The dream lives on

Theater of 'unwavering ideals' in its 78th year
By MEGAN GRUMBLING  |  July 31, 2014



Back in 1936, the theater architect Harold G. Wiseman build a rustic 350-seat Adirondack-style theater, with near perfect acoustics, in Harrison, Maine. Deertrees Theater, as it was christened—built as it was on a deer run—brought world-class actors and singers from New York to its stage. It went on to struggle financially, reinventing itself in various iterations, but today, almost eighty years after its construction and under the recent artistic direction of Andrew Harris, Deertrees is experiencing a revival. This summer, it presents a program that blends musical offerings—including the New Orleans jazz band The New Black Eagle Jazz band, the Emilia Dahlin Quartet, and several Celtic groups—with the production of three shows in a repertory program that’s already underway: David Butler’s The Grand O’Neal, Tom Stoppard’s translation and adaptation of Gérald Sibleyras’s Heroes, and an all-ages play by British playwright David Wood called The Selfish Shellfish.

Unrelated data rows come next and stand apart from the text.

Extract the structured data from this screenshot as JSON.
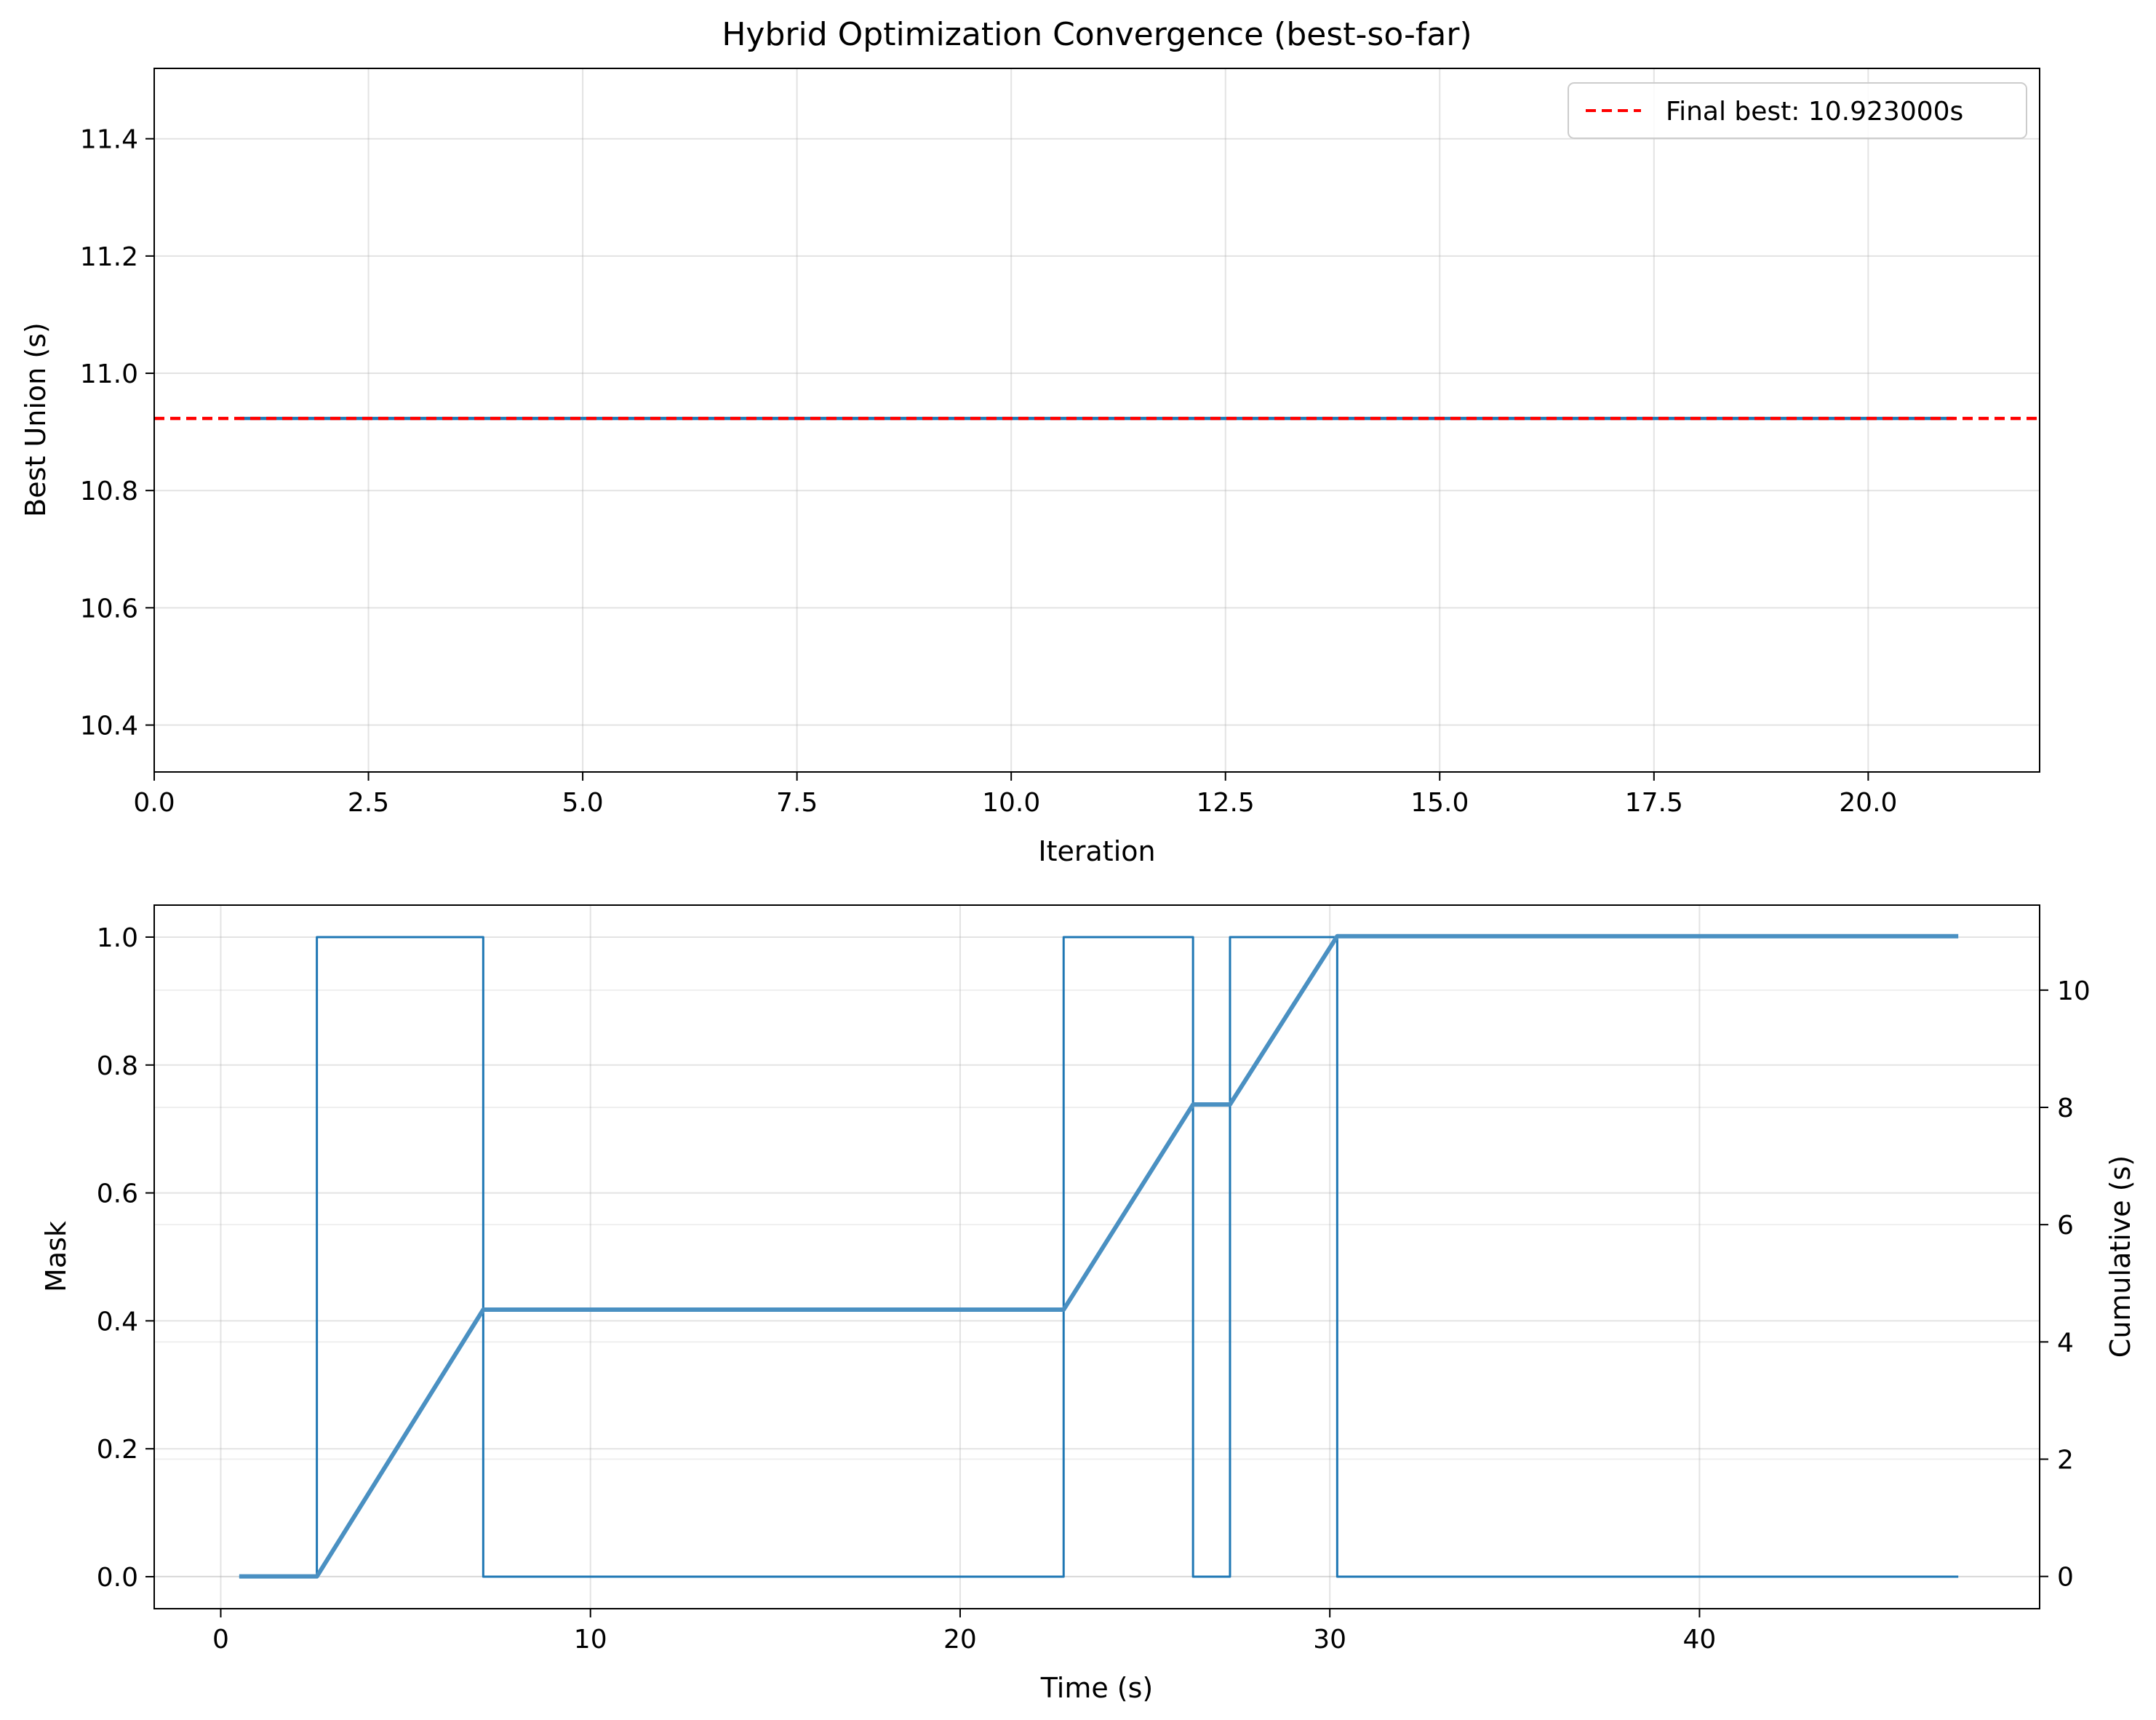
{
  "chart_data": [
    {
      "type": "line",
      "title": "Hybrid Optimization Convergence (best-so-far)",
      "xlabel": "Iteration",
      "ylabel": "Best Union (s)",
      "xlim": [
        0,
        22
      ],
      "ylim": [
        10.32,
        11.52
      ],
      "xticks": [
        0,
        2.5,
        5,
        7.5,
        10,
        12.5,
        15,
        17.5,
        20
      ],
      "xtick_labels": [
        "0.0",
        "2.5",
        "5.0",
        "7.5",
        "10.0",
        "12.5",
        "15.0",
        "17.5",
        "20.0"
      ],
      "yticks": [
        10.4,
        10.6,
        10.8,
        11.0,
        11.2,
        11.4
      ],
      "ytick_labels": [
        "10.4",
        "10.6",
        "10.8",
        "11.0",
        "11.2",
        "11.4"
      ],
      "grid": true,
      "legend_position": "top-right",
      "series": [
        {
          "color": "#1f77b4",
          "x": [
            1,
            2,
            3,
            4,
            5,
            6,
            7,
            8,
            9,
            10,
            11,
            12,
            13,
            14,
            15,
            16,
            17,
            18,
            19,
            20,
            21
          ],
          "values": [
            10.923,
            10.923,
            10.923,
            10.923,
            10.923,
            10.923,
            10.923,
            10.923,
            10.923,
            10.923,
            10.923,
            10.923,
            10.923,
            10.923,
            10.923,
            10.923,
            10.923,
            10.923,
            10.923,
            10.923,
            10.923
          ]
        }
      ],
      "reference_line": {
        "name": "Final best: 10.923000s",
        "value": 10.923,
        "color": "#ff0000",
        "style": "dashed"
      }
    },
    {
      "type": "line",
      "xlabel": "Time (s)",
      "ylabel": "Mask",
      "y2label": "Cumulative (s)",
      "xlim": [
        -1.8,
        49.2
      ],
      "ylim": [
        -0.05,
        1.05
      ],
      "y2lim": [
        -0.55,
        11.45
      ],
      "xticks": [
        0,
        10,
        20,
        30,
        40
      ],
      "xtick_labels": [
        "0",
        "10",
        "20",
        "30",
        "40"
      ],
      "yticks": [
        0.0,
        0.2,
        0.4,
        0.6,
        0.8,
        1.0
      ],
      "ytick_labels": [
        "0.0",
        "0.2",
        "0.4",
        "0.6",
        "0.8",
        "1.0"
      ],
      "y2ticks": [
        0,
        2,
        4,
        6,
        8,
        10
      ],
      "y2tick_labels": [
        "0",
        "2",
        "4",
        "6",
        "8",
        "10"
      ],
      "grid": true,
      "series": [
        {
          "axis": "left",
          "color": "#1f77b4",
          "step": true,
          "x": [
            0.5,
            2.6,
            2.6,
            7.1,
            7.1,
            22.8,
            22.8,
            26.3,
            26.3,
            27.3,
            27.3,
            30.2,
            30.2,
            47.0
          ],
          "values": [
            0,
            0,
            1,
            1,
            0,
            0,
            1,
            1,
            0,
            0,
            1,
            1,
            0,
            0
          ]
        },
        {
          "axis": "right",
          "color": "#4a90c2",
          "x": [
            0.5,
            2.6,
            7.1,
            22.8,
            26.3,
            27.3,
            30.2,
            47.0
          ],
          "values": [
            0,
            0,
            4.55,
            4.55,
            8.05,
            8.05,
            10.92,
            10.92
          ]
        }
      ]
    }
  ]
}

Deertrees was the dreamchild of Enrica Clay Dillon, a director and dramatic coach who saw the theater as a non-commercial haven for “the beautiful, the truly real, for fine work and for unwavering ideals,” as she said in opening night remarks. While the first few seasons were devoted to her ideal of a “laboratory and experimental theater,” in 1939 she changed tacks, and her new producer Bela Blau brought a different Broadway cast to Harrison every week for more traditional, “straw-hat” summer fare; the stage saw such heavy-hitting stars as Ethyl Barrymore and Tallulah Bankhead. Her death in 1946 saw a dizzying progression of ownerships, theatrical programs, visions, and financial difficulties.

In 2011, Sawyer joined the board, became its Artistic Director, and took on the challenges of Deertrees’ debt, the maintenance of an aging theater, and an ever-evolving cultural economy. His hope, he says, is to pay homage to the many facets of the Deertrees heritage while ensuring that it is financially viable, culturally vital, and accessible to both local residents and visitors. Today, the theater includes the Deertrees New Repertory Company, the Sebago-Long Lake Music Festival, the Back-Stage Art Gallery, and the Salt Lick Café, in keeping with what Harris sees as the theater’s heritage of diverse entertainments. He also hopes to preserve the timelessness of the Deertrees aesthetic: “The real beauty of the place is that feel of being locked in time,” he says, “and it is crucial that is retained.”


A HOUSE WITH GOOD BONES Deertrees actors David Butler, Paul Haley, and John Fogle in Heroes

In his artistic direction of the theater program, Harris says, he has focused on local talent, rather than artists brought in from New York; to show three plays in repertory over the course of the summer, rather than in single four-night runs; and to present plays chosen for wide audience appeal. Sibleyras/Stoppard’s Heroes tells of three elderly British men who dream of escaping their veterans’ retirement hospital as a last adventure; Daniel Burson, who directs a production that stars David Butler, John Fogle, and Paul Haley, says that the show “captures the hope for something new and different on the horizon that we all feel sometimes.” The Grand O’Neal, written by local actor and writer David Butler, tells of another sort of adventure, the search for one’s ancestry, as a romantic American seeks his roots in Ireland. Finally, David Wood’s family show The Selfish Shellfish reveals the doings of tide-pool creatures, the havoc humans confer upon them, and the conservation practices that their healthy lives require of us.